Finalmente la pioggia, insieme ai temporali, cessò e davanti ai miei occhi apparve un meraviglioso arcobaleno. Mi fermai per circa cinque minuti ad ammirarlo e respirai profondamente, facendomi cullare dal vento che riuscì lentamente a calmarmi.
Forse, la rabbia incontrollabile che era dentro di me in quel momento stava cominciando a svanire.
Così, visto che mi sentivo più tranquillo, ripresi a camminare e presi il telefono dalla tasca destra della giacca per richiamare Beatriz.
In seguito, aprii la rubrica del telefono e cercai il suo contatto. Quando lo trovai, abbassai il pollice per schiacciarlo su di esso, in modo tale da far partire la chiamata. Avevo troppa voglia di risentire la sua stupenda e carezzevole voce... magari mi avrebbe fatto sentire meglio, chissà.
Ma mentre stavo per effettuare la chiamata, sbattei accidentalmente contro una persona che stava camminando nella mia direzione. Stavo per scusarmi con quella persona, ma quando la vidi... rimasi un po' scosso.

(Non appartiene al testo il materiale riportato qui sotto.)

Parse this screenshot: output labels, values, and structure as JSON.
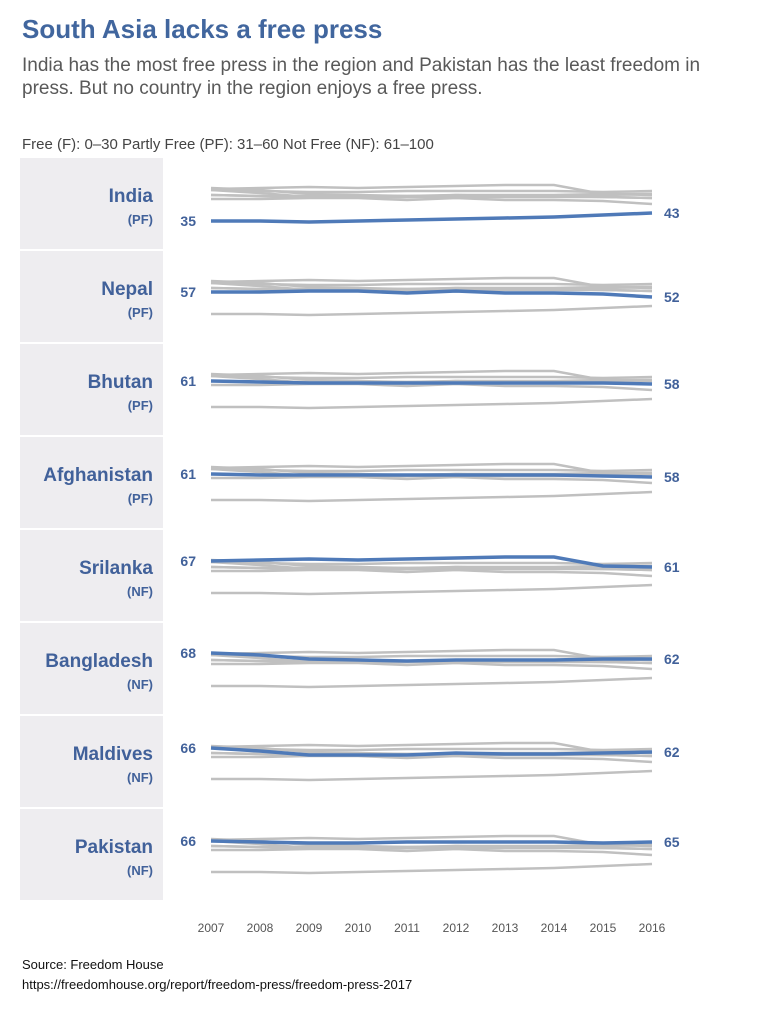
{
  "title": "South Asia lacks a free press",
  "subtitle": "India has the most free press in the region and Pakistan has the least freedom in press. But no country in the region enjoys a free press.",
  "legend_text": "Free (F): 0–30 Partly Free (PF): 31–60 Not Free (NF): 61–100",
  "source": {
    "line1": "Source: Freedom House",
    "line2": "https://freedomhouse.org/report/freedom-press/freedom-press-2017"
  },
  "colors": {
    "highlight": "#4f7ab8",
    "context": "#c0c0c0",
    "label": "#41619a",
    "panel_bg": "#eeedf0"
  },
  "chart_data": {
    "type": "line",
    "layout": "small-multiples",
    "x": [
      2007,
      2008,
      2009,
      2010,
      2011,
      2012,
      2013,
      2014,
      2015,
      2016
    ],
    "x_tick_labels": [
      "2007",
      "2008",
      "2009",
      "2010",
      "2011",
      "2012",
      "2013",
      "2014",
      "2015",
      "2016"
    ],
    "series": [
      {
        "name": "India",
        "status": "(PF)",
        "start_label": "35",
        "end_label": "43",
        "values": [
          35,
          35,
          34,
          35,
          36,
          37,
          38,
          39,
          41,
          43
        ]
      },
      {
        "name": "Nepal",
        "status": "(PF)",
        "start_label": "57",
        "end_label": "52",
        "values": [
          57,
          57,
          58,
          58,
          56,
          58,
          56,
          56,
          55,
          52
        ]
      },
      {
        "name": "Bhutan",
        "status": "(PF)",
        "start_label": "61",
        "end_label": "58",
        "values": [
          61,
          60,
          59,
          59,
          59,
          59,
          59,
          59,
          59,
          58
        ]
      },
      {
        "name": "Afghanistan",
        "status": "(PF)",
        "start_label": "61",
        "end_label": "58",
        "values": [
          61,
          60,
          60,
          60,
          60,
          60,
          60,
          60,
          59,
          58
        ]
      },
      {
        "name": "Srilanka",
        "status": "(NF)",
        "start_label": "67",
        "end_label": "61",
        "values": [
          67,
          68,
          69,
          68,
          69,
          70,
          71,
          71,
          62,
          61
        ]
      },
      {
        "name": "Bangladesh",
        "status": "(NF)",
        "start_label": "68",
        "end_label": "62",
        "values": [
          68,
          66,
          62,
          61,
          60,
          61,
          61,
          61,
          62,
          62
        ]
      },
      {
        "name": "Maldives",
        "status": "(NF)",
        "start_label": "66",
        "end_label": "62",
        "values": [
          66,
          63,
          59,
          59,
          59,
          61,
          60,
          60,
          61,
          62
        ]
      },
      {
        "name": "Pakistan",
        "status": "(NF)",
        "start_label": "66",
        "end_label": "65",
        "values": [
          66,
          65,
          64,
          64,
          65,
          65,
          65,
          65,
          64,
          65
        ]
      }
    ]
  }
}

Era una persona incappucciata e indossava una giacca nera, mi sembrava essere molto familiare. Non sembra familiare anche a voi?
Sembrava essere una ragazza.
- Sì... tutto sembra combaciare. Che sia quella ragazza di ieri, che ho visto a scuola? - pensai tra me e me.
Però, appena quella persona si girò verso di me... rimasi molto, molto confuso. Così tanto che cominciai a pensare che la mia ipotesi potesse essere stata completamente sfatata.